Silgan Holdings Inc. (Nasdaq:SLGN), a leading supplier of consumer goods packaging products, reported full year 2009 net income of $159.4 million, or $4.14 per diluted share, as compared to full year 2008 net income of $125.0 million, or $3.26 per diluted share. Results for 2009 included pre-tax rationalization charges of $1.5 million, or $0.03 per diluted share net of tax, and a pre-tax charge of $1.3 million, or $0.02 per diluted share net of tax, for the loss on early extinguishment of debt. Results for 2008 included pre-tax rationalization charges of $12.2 million, or $0.25 per diluted share net of tax. Adjusted net income per diluted share was $4.19 for the full year 2009 and $3.51 for the full year 2008.
Highlights of the Company’s performance in 2009 include:
* Achieved record income from operations and increased adjusted net income per diluted share by 19.4 percent over the prior year.
* Demonstrated the continued strength of its business franchises by completing a five-year period with compounded annual growth in adjusted net income per diluted share of approximately 12 percent, with earnings growth in years of general economic strength or weakness.
* Increased consolidated operating margin by 160 basis points over the prior year.
* Further improved returns on assets and managed capital investments to $100 million to support growth and productivity improvements.
* Generated $322.8 million of net cash from operating activities and record free cash flow of $264.1 million, or $6.86 per diluted share.
* Continued to strengthen the balance sheet with an increase in cash and cash equivalents from $163.0 million to $305.8 million.
* Effectively eliminated near term credit market risk with the successful issuance of $250 million aggregate principal amount of 7.25% senior unsecured notes maturing in 2016.
* Positioned the Company for future opportunities by significantly improving its credit statistics through debt reduction, improved earnings performance and cash generation.
* Increased the cash dividend by approximately 12 percent to $0.76 annually per share.
A reconciliation of net income per diluted share to “adjusted net income per diluted share,” a Non-GAAP financial measure used by the Company, which adjusts net income per diluted share for certain items, can be found in Tables A and B at the back of this press release.

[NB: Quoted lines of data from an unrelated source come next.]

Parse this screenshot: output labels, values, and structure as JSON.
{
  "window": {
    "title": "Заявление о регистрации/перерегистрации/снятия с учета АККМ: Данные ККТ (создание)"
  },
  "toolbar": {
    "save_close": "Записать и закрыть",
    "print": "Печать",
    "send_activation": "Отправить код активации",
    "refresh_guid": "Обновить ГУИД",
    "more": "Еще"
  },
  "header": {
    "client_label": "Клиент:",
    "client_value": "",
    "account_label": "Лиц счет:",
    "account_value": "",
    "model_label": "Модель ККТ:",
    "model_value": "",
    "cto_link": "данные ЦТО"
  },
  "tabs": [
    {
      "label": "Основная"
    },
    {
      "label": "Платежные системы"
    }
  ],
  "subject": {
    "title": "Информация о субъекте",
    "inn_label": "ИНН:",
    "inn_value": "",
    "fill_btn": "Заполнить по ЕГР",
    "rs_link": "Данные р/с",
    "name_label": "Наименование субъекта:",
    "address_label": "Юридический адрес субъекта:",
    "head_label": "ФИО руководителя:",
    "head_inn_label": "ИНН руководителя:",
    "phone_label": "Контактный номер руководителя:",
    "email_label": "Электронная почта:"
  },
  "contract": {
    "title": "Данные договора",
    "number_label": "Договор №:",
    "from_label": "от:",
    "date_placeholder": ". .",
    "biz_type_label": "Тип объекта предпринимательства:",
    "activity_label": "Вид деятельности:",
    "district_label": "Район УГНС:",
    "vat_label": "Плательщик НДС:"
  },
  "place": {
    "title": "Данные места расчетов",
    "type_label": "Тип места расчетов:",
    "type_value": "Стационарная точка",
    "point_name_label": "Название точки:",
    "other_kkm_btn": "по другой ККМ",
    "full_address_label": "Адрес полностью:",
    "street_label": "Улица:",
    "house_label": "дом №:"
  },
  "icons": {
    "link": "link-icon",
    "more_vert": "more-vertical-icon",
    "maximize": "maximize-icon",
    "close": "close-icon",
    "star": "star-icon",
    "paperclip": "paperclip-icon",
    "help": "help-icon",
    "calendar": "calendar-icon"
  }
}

In addition, the Company is providing a reconciliation in Table C of this press release of net cash provided by operating activities to free cash flow, a Non-GAAP financial measure, which adjusts net cash provided by operating activities for capital expenditures and changes in outstanding checks.

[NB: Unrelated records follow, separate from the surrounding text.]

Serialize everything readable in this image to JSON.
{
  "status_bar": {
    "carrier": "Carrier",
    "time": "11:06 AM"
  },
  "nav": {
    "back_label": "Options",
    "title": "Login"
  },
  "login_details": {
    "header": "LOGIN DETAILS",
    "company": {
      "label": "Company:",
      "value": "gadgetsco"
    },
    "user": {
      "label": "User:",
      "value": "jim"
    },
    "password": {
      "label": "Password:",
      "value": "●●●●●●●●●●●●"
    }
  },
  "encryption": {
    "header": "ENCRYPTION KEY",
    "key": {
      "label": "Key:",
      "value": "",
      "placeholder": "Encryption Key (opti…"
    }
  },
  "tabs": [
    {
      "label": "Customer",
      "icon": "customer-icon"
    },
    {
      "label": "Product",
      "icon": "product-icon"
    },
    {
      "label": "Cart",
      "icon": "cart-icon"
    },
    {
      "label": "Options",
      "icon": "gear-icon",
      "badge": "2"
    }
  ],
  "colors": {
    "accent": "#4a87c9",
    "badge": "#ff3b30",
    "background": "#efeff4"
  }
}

In the fourth quarter of 2009, the Company changed its accounting for inventories for its domestic plastic container business from the last in, first out (LIFO) method to the first in, first out (FIFO) method. All amounts have been presented as if such accounting change occurred as of the beginning of the earliest period presented. The Company is providing a reconciliation in Table D of this press release of the impact of the change from LIFO to FIFO for each of the quarterly periods in 2009 and 2008 and each of the annual periods for the past five years with respect to income from operations of the plastic container business and net income per diluted share and adjusted net income per diluted share of the Company.

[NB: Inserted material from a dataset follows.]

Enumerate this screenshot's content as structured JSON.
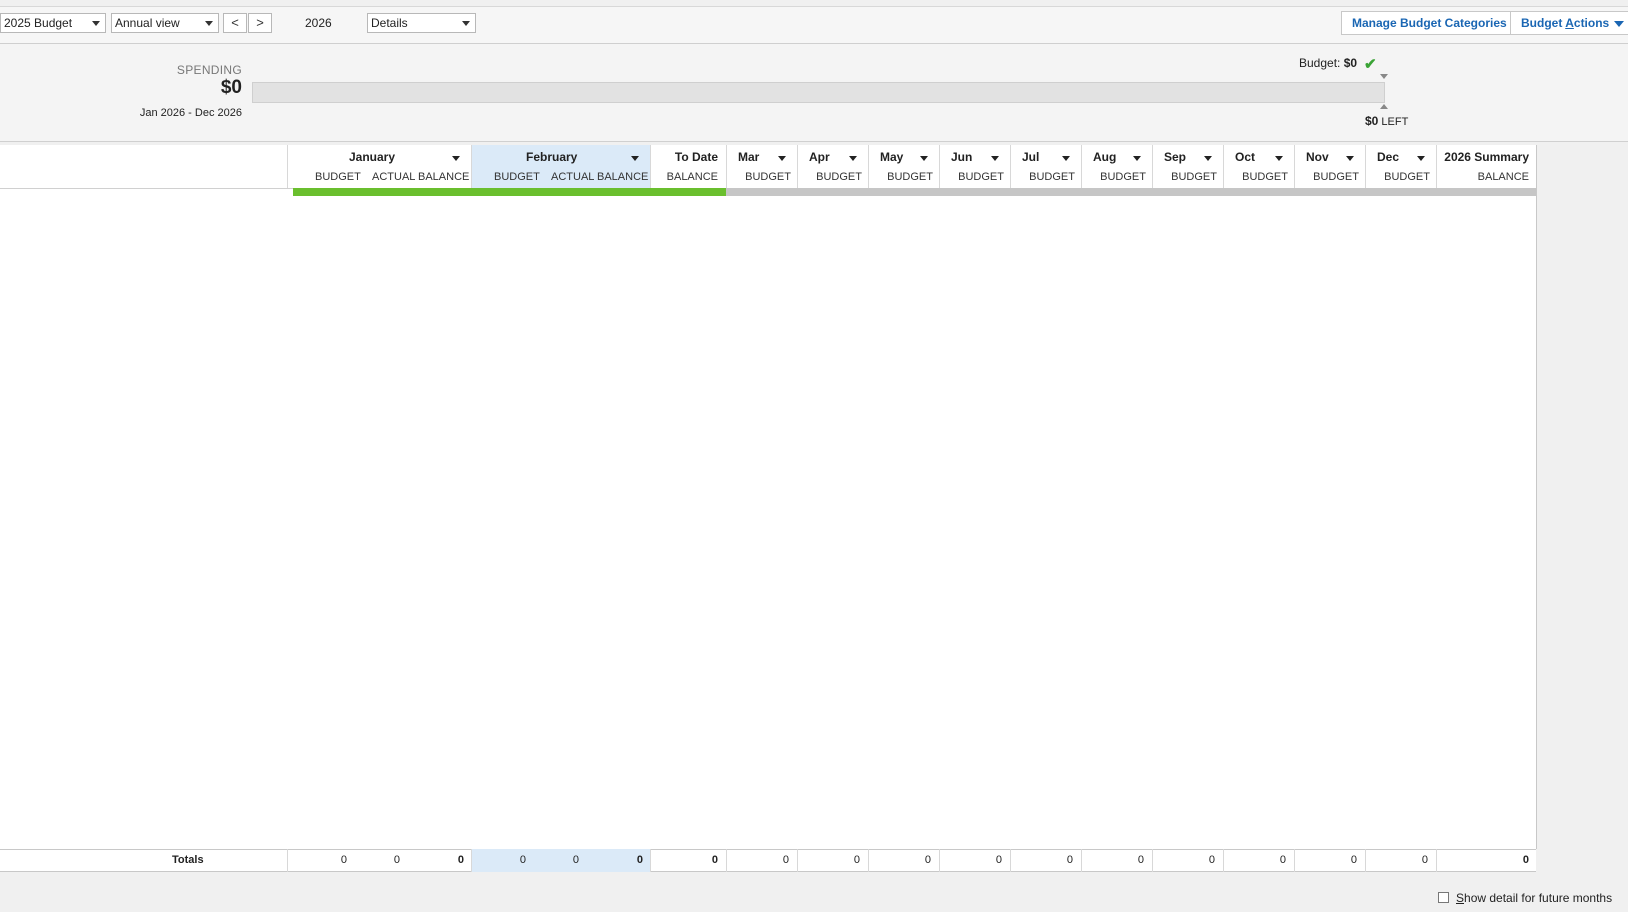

Net sales for the full year of 2009 were $3.07 billion, a decrease of $54.2 million, or 1.7 percent, as compared to $3.12 billion in 2008. This decrease was primarily the result of lower average selling prices in the plastic container business largely attributable to the pass through of lower resin prices, lower volumes in the closures and plastic container businesses and the impact of unfavorable foreign currency translation, partially offset by higher average selling prices in the metal food container business due to the pass through of higher raw material and other manufacturing costs.
Income from operations for 2009 was $298.6 million, an increase of $44.9 million, or 17.7 percent, as compared to $253.7 million for 2008, and operating margin increased to 9.7 percent from 8.1 percent for the same periods. These increases were primarily attributable to improved manufacturing efficiencies and ongoing cost controls across all businesses and lower rationalization charges, partially offset by increased pension expense and the impact from lower unit volumes in the closures and plastic container businesses.
Interest and other debt expense before loss on early extinguishment of debt for 2009 was $49.7 million, a decrease of $10.4 million as compared to 2008. This decrease was primarily due to lower average debt balances outstanding in 2009 as compared to 2008, partially offset by slightly higher interest rates largely as a result of the issuance of $250 million principal amount of 7.25% senior unsecured notes in May 2009. During 2009, the Company utilized the net proceeds from this issuance and cash on hand to prepay certain term loan installment payments and foreign debt. Additionally, as a result of these prepayments, the Company incurred a loss on early extinguishment of debt of $1.3 million.
The Company delivered record free cash flow for 2009 of $264.1 million compared to $180.7 million in 2008, primarily as a result of a reduction in working capital due largely to strong cash collections, improved earnings and lower capital expenditures.
Dividend
On December 15, 2009, the Company paid a quarterly cash dividend in the amount of $0.19 per share to holders of record of common stock of the Company on December 1, 2009. This dividend payment aggregated $7.3 million.